Long-Distance Mothering ou Ma Maternité Hors-Cadre

Dans le monde des humains, tel que certains de mes contemporains le conçoivent, je suis une mauvaise mère. Ceci étant dit nous pouvons parler de choses plus intéressantes, la vie réelle par exemple.

Le plus difficile dans la maternité est cette inquiétude interieure que l’on ne peut pas montrer

AUDREY HEPBURN

« Je suis fatiguée; je suis la pire des mères; j’en ai marre; je n’y arriverai jamais; si j’avais su; est ce qu’il évolue bien... », combien de fois nous sommes nous dit ces phrases plus que « je vais y arriver; c’est pour moi; je suis une bonne mère et j’assure« ? Etions-nous loin de nos enfants à ce moment là ou sous le même toit? La majorité était bel et bien présente physiquement mais cela n’empêchait les doutes sur tout les plans et le fait qu’en général nous avions des ainé.e.s qui venaient nous donner un ou deux conseils voire un coup de main, continuant par là même leur propre rôle de parents. La parentalité (la maternité pour ce qui me concerne) est donc l’apprentissage de toute une vie, l’apprentissage de la vie; la présence physique ou non n’y change pas grand chose (sauf le contact physique et la fatigue.. LOL).

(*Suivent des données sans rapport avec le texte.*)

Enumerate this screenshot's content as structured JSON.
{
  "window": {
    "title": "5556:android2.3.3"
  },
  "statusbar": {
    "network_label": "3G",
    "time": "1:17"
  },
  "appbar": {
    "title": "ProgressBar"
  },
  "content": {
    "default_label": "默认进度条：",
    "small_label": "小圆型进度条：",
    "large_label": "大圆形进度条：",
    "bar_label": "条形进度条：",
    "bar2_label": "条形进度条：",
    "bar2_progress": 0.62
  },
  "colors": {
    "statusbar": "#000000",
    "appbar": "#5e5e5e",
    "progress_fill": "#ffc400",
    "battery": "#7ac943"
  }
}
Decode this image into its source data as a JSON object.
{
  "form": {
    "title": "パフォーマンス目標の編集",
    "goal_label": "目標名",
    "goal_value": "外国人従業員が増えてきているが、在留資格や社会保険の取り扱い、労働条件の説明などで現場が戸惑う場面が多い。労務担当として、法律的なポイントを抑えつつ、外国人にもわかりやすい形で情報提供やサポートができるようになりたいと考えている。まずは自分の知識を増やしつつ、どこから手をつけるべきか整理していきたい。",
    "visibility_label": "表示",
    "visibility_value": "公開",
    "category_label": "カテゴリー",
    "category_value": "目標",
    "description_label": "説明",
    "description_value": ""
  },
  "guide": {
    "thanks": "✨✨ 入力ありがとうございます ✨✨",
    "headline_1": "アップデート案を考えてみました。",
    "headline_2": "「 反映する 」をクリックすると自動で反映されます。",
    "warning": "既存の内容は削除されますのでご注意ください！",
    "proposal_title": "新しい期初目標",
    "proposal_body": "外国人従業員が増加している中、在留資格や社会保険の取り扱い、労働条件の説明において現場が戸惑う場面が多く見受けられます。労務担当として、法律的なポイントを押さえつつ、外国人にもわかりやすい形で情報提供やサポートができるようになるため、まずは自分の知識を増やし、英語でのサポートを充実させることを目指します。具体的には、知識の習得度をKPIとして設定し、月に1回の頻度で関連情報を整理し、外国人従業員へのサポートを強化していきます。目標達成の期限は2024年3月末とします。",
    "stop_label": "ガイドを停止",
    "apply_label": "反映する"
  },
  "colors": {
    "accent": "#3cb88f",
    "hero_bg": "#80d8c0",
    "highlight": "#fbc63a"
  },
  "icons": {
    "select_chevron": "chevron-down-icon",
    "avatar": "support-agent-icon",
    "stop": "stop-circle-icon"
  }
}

Suis-je maman parceque je l’ai mi au monde et je l’aime plus que tout ou suis-je pour le moment mere et sa maman c’est une autre? La question se pose. On devrait avoir le courage de se poser les questions difficiles et par extension accepter les réponses que la vie nous donne. En tant que parent nous ne faisons que ca nous poser des questions. Les deux plus importantes pour moi apres la venue au monde de Mister-Man (nous l’appellerons comme ca en hommage à l’un de ses arrière-grand-pere) etaient: qu’est ce que je veux pour lui et qu’est ce que je veux pour moi. Parceque je suis partisante du « practice what you preach, or at least try » et que je me connaissais suffisamment au départ (les forces et faiblesses), je savais que je n’allais pas abandonner mes reves (ceux que j’ai bati pour moi, ceux que mes ainé.e.s ont bati à travers moi et ceux qu’un jour il osera faire parceque je lui ai montré que c’etait possible pour nous aussi). Je souhaitais qu’il (et ceux nés en meme temps que lui dans nos familles) nous voit comme des parents mais aussi comme des etres humains, la préservation de notre santé mentale était une priorité pour nous disposer à les accompagner au mieux. Ces enfants devaient nous voir rire et etre moins bien, dormir ou avoir des activités en dehors d’eux, mediter…etc, autant que de percevoir notre amour absolu pour eux. Avant sa venue le contexte social et académique me demandait d’oser l’ailleurs et rien n’avait changé de ce point de vu là, je partirai donc; la seule question était avec ou sans lui? La réponse était SANS.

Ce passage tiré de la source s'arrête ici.